Long Beach Fire Department Commissioner Scott Kremins said that even a month after, though the number improves every day, he estimated the department is still only at about 50 percent service between the damaged equipment and trucks still being repaired, and firefighters displaced from their homes living elsewhere temporarily.

"As things progress, things are getting better," he said. Kremins added that the outreach has been "very humbling," using one example of a former firefighter in the department who had moved to Indianapolis, but came back to Long Beach and lived at the fire house for two weeks helping out after the storm.

"There are so many stories like that. People helping out, organizations, you name it," he said. "It's just amazing."

Suffolk County FRES have been coordinating with all Suffolk departments making the trip, ensuring that different parts of the county were helping out on different days. This way, neighboring districts of those up in Nassau could be on call if an extra truck or engine was needed in the case of an emergency.
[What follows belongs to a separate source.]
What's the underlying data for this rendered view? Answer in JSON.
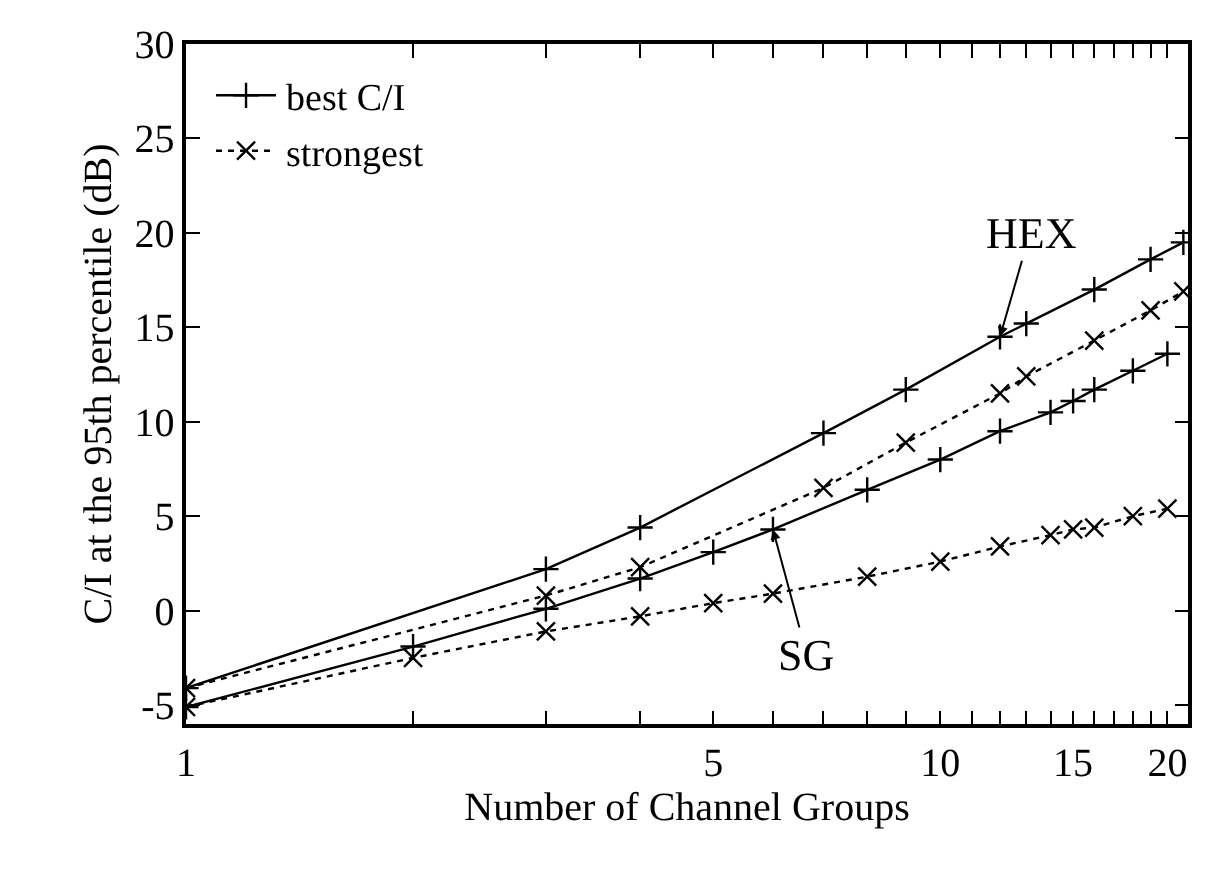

James said about 15 firefighters from Suffolk have been sent each day to lend a hand.

Southold Fire Department Chief Bill Byrnes said that he and an eight-person crew went to Island Park this past Friday for a 24-hour shift, which was uneventful but Byrnes said he sees that as a good thing.

“They’re starting to power up houses again, and when houses burn down, that’s just insult to tragedy,” he said. “The clean up is at the point where most of the sheet rock is ripped out of houses and they’re just waiting for everything to dry out so they can put things back together again.”

Byrnes said that members of the Greenport Fire Department relieved his crew this past Saturday morning and that fire crews from Mattituck, East Marion and Orient have also been helping out in Island Park while Cutchogue Fire Department is volunteering in Long Beach.

The chief said that he expects that the agreement for stand-by duty with Suffolk County will be extended past the Dec. 9 cutoff date and he’ll be heading west again soon.

“They have a have ways to go over there,” he said.